2009-09-03 13:30:00 2009-09-03 15:00:00 Thursday, 3 September 13:30 - 15:00 The Reordering of Occupations and Careers in Globalized Contexts Building I, Auditório 1

Social Mobility of Scientists in Russia, Europe and the USA in the XXI Century

The scientist mobility is an integral part of the modern scientific activities that will grow, widen, and become deeper with the further progress of science.
Russia?s migrational mobility has a marked emigrational character and is often irreversible. The scientist migration flows at three levels. The first level: a transfer of the best talented and skilled Russian scientists from province to the capital cities of Moscow and St.Petersburg. The second level: moving from Russia to Europe. The third one: relocation from Europe to the USA.
The scientist moving from the province to Moscow and St.Petersburg is a pronounced feature of the Russian mobility of scientists. Europe and more so the USA do not have such a problem.
The social mobility of scientists in the USA in a percent ratio is several times higher than in other countries. Scientists from all over the world keep on arriving in that country which can boast the largest number of scientists in the world.
The issue of the ever increasing emigration of European scientists to the USA and Canada is actively debated in Europe. The reasons of that phenomenon are the following: higher salaries, better conditions for research, a wish to work in an international scientific milieu.
Europe takes various measures to manage the scientist mobility. New programs appear that encourage a reverse flow of scientists who have achieved good results in North America. Besides, Europe tries, among other measures, to fight the shortage of scientists at the Russia's expense, or Russian scientists, to put it more correctly.

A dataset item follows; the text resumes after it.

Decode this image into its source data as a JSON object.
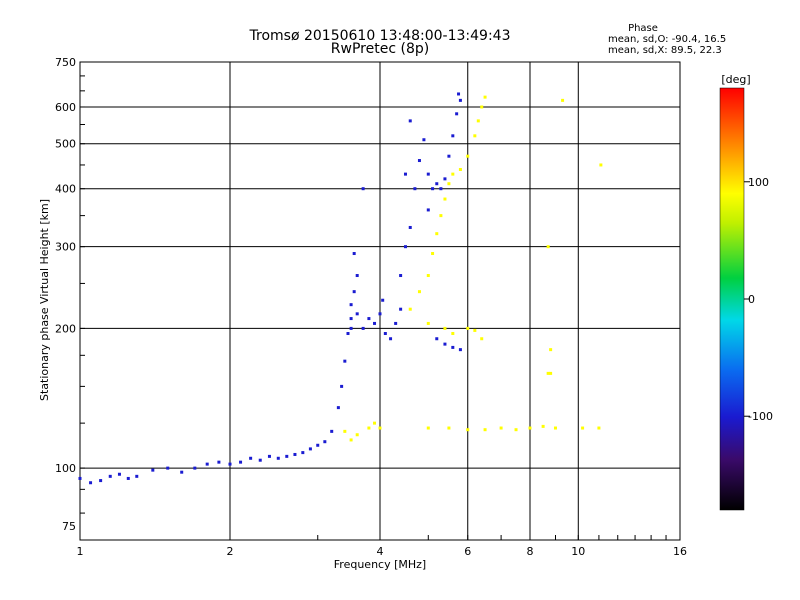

Mobility is really required in the scientist community. It is a source of obtaining researchers for new scientific fields and it promotes cooperation between scientists from various disciplines and different regions and countries. Nevertheless, the scientist mobility can be a negative factor for the conditions of the domestic science if its scope is steadily increasing and threatening to exhaust intellectual resources. Unlike other fields where the mobility periods are usually short and often restricted by certain career stages, the researcher mobility concerns people of all ages and social positions.